# Question for those North of the Border



## lurker18 (Nov 14, 2012)

Just starting to set up the entertainment area in the new basement and need to replace the wires that came with the system. Looked at Monoprice and Accesories for Less, but not sure of their shipping policies up to here (Winnipeg). I need about 100 to 150 feet of speaker cable, and at least 3 HDMI cables of about 15+ feet. Any help on their shipping (cost plus duties) or a Canadian supplier that would compare in prices would be great.


----------



## JQueen (Jan 11, 2012)

a4l does not ship out of the united states but monoprice does

http://www.monoprice.com/home/home.asp?pn=support


----------



## tonyvdb (Sep 5, 2007)

I just ordered from Monoprice to Edmonton it arrived in less than 48hrs using DHL Your only real other option is to go to Home depot.


----------



## lurker18 (Nov 14, 2012)

Tony, were you hit with massive duty and shipping charges.
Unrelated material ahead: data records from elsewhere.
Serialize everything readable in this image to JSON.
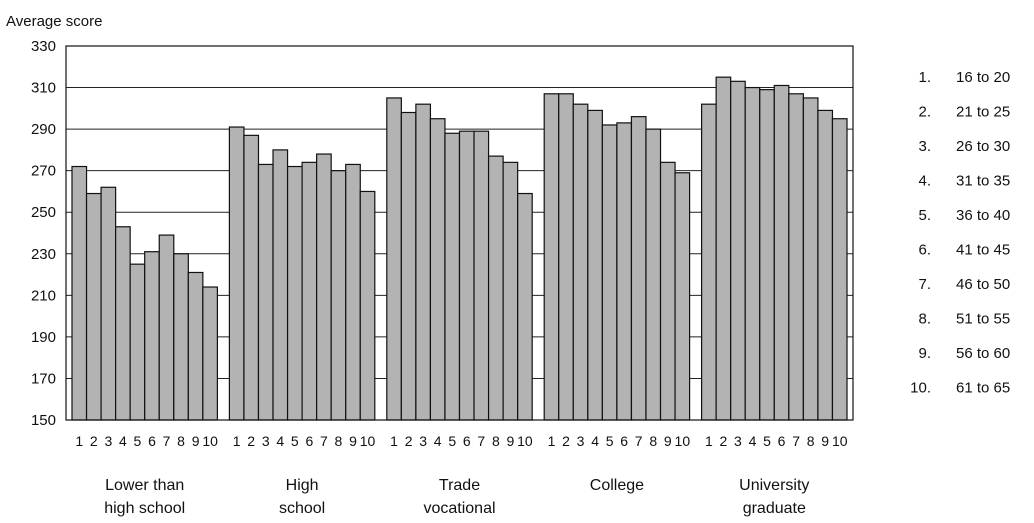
{
  "chart_data": {
    "type": "bar",
    "ylabel": "Average score",
    "ylim": [
      150,
      330
    ],
    "yticks": [
      150,
      170,
      190,
      210,
      230,
      250,
      270,
      290,
      310,
      330
    ],
    "grid": true,
    "legend_position": "right",
    "bar_color": "#b3b3b3",
    "subcategories": [
      "1",
      "2",
      "3",
      "4",
      "5",
      "6",
      "7",
      "8",
      "9",
      "10"
    ],
    "legend": [
      {
        "num": "1.",
        "label": "16 to 20"
      },
      {
        "num": "2.",
        "label": "21 to 25"
      },
      {
        "num": "3.",
        "label": "26 to 30"
      },
      {
        "num": "4.",
        "label": "31 to 35"
      },
      {
        "num": "5.",
        "label": "36 to 40"
      },
      {
        "num": "6.",
        "label": "41 to 45"
      },
      {
        "num": "7.",
        "label": "46 to 50"
      },
      {
        "num": "8.",
        "label": "51 to 55"
      },
      {
        "num": "9.",
        "label": "56 to 60"
      },
      {
        "num": "10.",
        "label": "61 to 65"
      }
    ],
    "groups": [
      {
        "label": [
          "Lower than",
          "high school"
        ],
        "values": [
          272,
          259,
          262,
          243,
          225,
          231,
          239,
          230,
          221,
          214
        ]
      },
      {
        "label": [
          "High",
          "school"
        ],
        "values": [
          291,
          287,
          273,
          280,
          272,
          274,
          278,
          270,
          273,
          260
        ]
      },
      {
        "label": [
          "Trade",
          "vocational"
        ],
        "values": [
          305,
          298,
          302,
          295,
          288,
          289,
          289,
          277,
          274,
          259
        ]
      },
      {
        "label": [
          "College"
        ],
        "values": [
          307,
          307,
          302,
          299,
          292,
          293,
          296,
          290,
          274,
          269
        ]
      },
      {
        "label": [
          "University",
          "graduate"
        ],
        "values": [
          302,
          315,
          313,
          310,
          309,
          311,
          307,
          305,
          299,
          295
        ]
      }
    ]
  }
}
I hate ordering from the US and get the duty bill for more than the product is worth (UPS), or shipping rates triple the cost.


----------



## tonyvdb (Sep 5, 2007)

My shipping cost was only for 50' of 12awg speaker wire, a 50' shelded rca cable and a wall plate with 3 sets of speaker terminals and that cost $30 shipping was $30 and the brokerage fee/GST was $12 but compared to the price Home Depot was going to charge it was still cheaper in the end.


----------